- Apple Bloom (left) is confronted by the chimera (right).
- Episode no.: Season 4 Episode 17
- Written by: Scott Sonneborn
- Original air date: March 8, 2014
- Running time: 22 minutes

Guest appearance
- Ellen Kennedy as the Chimera (all three heads);

Episode chronology
| ← Previous "It Ain't Easy Being Breezies" | Next → "Maud Pie" |
- My Little Pony: Friendship Is Magic season 4

= Somepony to Watch Over Me =

"Somepony to Watch Over Me" is the seventeenth episode of the fourth season of the animated television series My Little Pony: Friendship Is Magic. The episode was written by Scott Sonneborn. It originally aired on The Hub on March 8, 2014. In this episode, Apple Bloom attempts to prove her independence when Applejack becomes overprotective and childproofs the farm.

== Plot ==

Applejack, Big McIntosh, and Granny Smith agree that Apple Bloom can manage the afternoon chores by herself. The Apple family members depart on their respective errands: Applejack and Big Mac to deliver pies to distant towns, and Granny Smith to visit their great aunt. Apple Bloom completes all the tasks on Applejack's lengthy chore list and looks forward to enjoying some well-deserved free time.

However, Applejack's worries get the better of her and she returns home to check on Apple Bloom, startling her sister and causing a kitchen accident that convinces Applejack that supervision is necessary. Despite Apple Bloom's protests, Applejack becomes increasingly overprotective, wrapping pillows around the rake and implementing absurd safety measures for every simple task. Apple Bloom attempts to demonstrate her competence through yard work and apple bucking, but Applejack's excessive mollycoddling only makes normal activities frustrating.

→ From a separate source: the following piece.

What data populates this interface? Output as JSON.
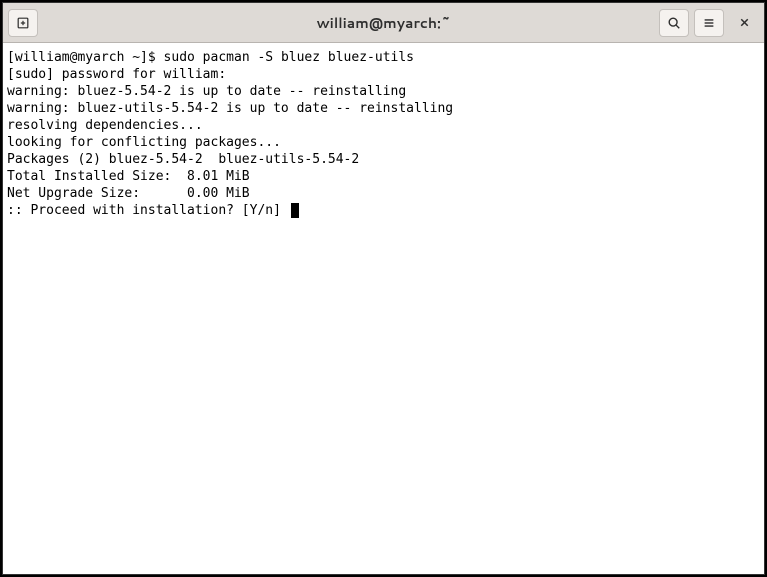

Apple Bloom enlists Scootaloo and Sweetie Belle to help her sneak out with the pie cart to complete the delivery mission herself. The two fillies disguise themselves as a sleeping Apple Bloom while she escapes through the window. Unfortunately, Scootaloo's excitement reveals the ruse, and a horrified Applejack discovers that Apple Bloom has ventured alone into dangerous territory without proper equipment.

Apple Bloom encounters a three-headed chimera in a fire geyser-filled swamp that burns her map and chases her through the dangerous terrain. Applejack arrives just as the monster corners her sister and expertly subdues each head. After rescuing Apple Bloom and safely delivering the pies to their grateful Cajun pony customers, Applejack promises to trust her independence and Apple Bloom accepts that some situations require asking for help.

== Reception ==
Sherilyn Connelly, the author of Ponyville Confidential, gave the episode a "B-" rating but called it (along with "Maud Pie" and "For Whom the Sweetie Belle Toils") a "terrific run about sisterhood".

In a critical analysis of the episode, author Jen A. Blue argued that "Somepony to Watch Over Me" continues themes from the previous episode ("It Ain't Easy Being Breezies") about saving versus helping, but shifts focus to the victim's perspective rather than the savior's, writing that "from Apple Bloom's perspective, Applejack isn't saying, 'I love you,' she's saying 'I don't trust you.'" Blue analyzed how excessive care can be damaging to self-worth, as meaningful achievement requires the possibility of failure, and wrote that the episode includes several gags poking fun at show conventions, including the chimera's role as a twisted reflection of the Cutie Mark Crusaders as a three-headed group. Blue observed that this episode breaks the usual Cutie Mark Crusader formula since Apple Bloom was right all along and Applejack is the one who learns the lesson instead, effectively making it an Applejack episode told from an outside perspective. Blue concluded that while the episode offers a fresh perspective on not imposing unwanted assistance, it ultimately has little to offer beyond its four gags, particularly since Applejack showed no prior signs of overprotectiveness and her behavior after the episode would be indistinguishable from before.

Daniel Alvarez of Unleash The Fanboy gave the episode a rating of 6 out of 10 and called it "definitely the season's weakest". He criticized Applejack's portrayal as the worst the show had ever seen and described it as horrendous and overly slapstick. Alvarez praised Apple Bloom's characterization and the debut of the chimera but wrote that the episode was generally weak and would not go down as a classic. Sofie Liv of The Agony Booth gave the episode a rating of 3 out of 5 and called it "a pretty entertaining sit," praising how the story was well-handled and appreciating the episode's focus on sisterhood. Live wrote that she enjoyed the episode overall but felt the chimera was not quite as cool as it could have been.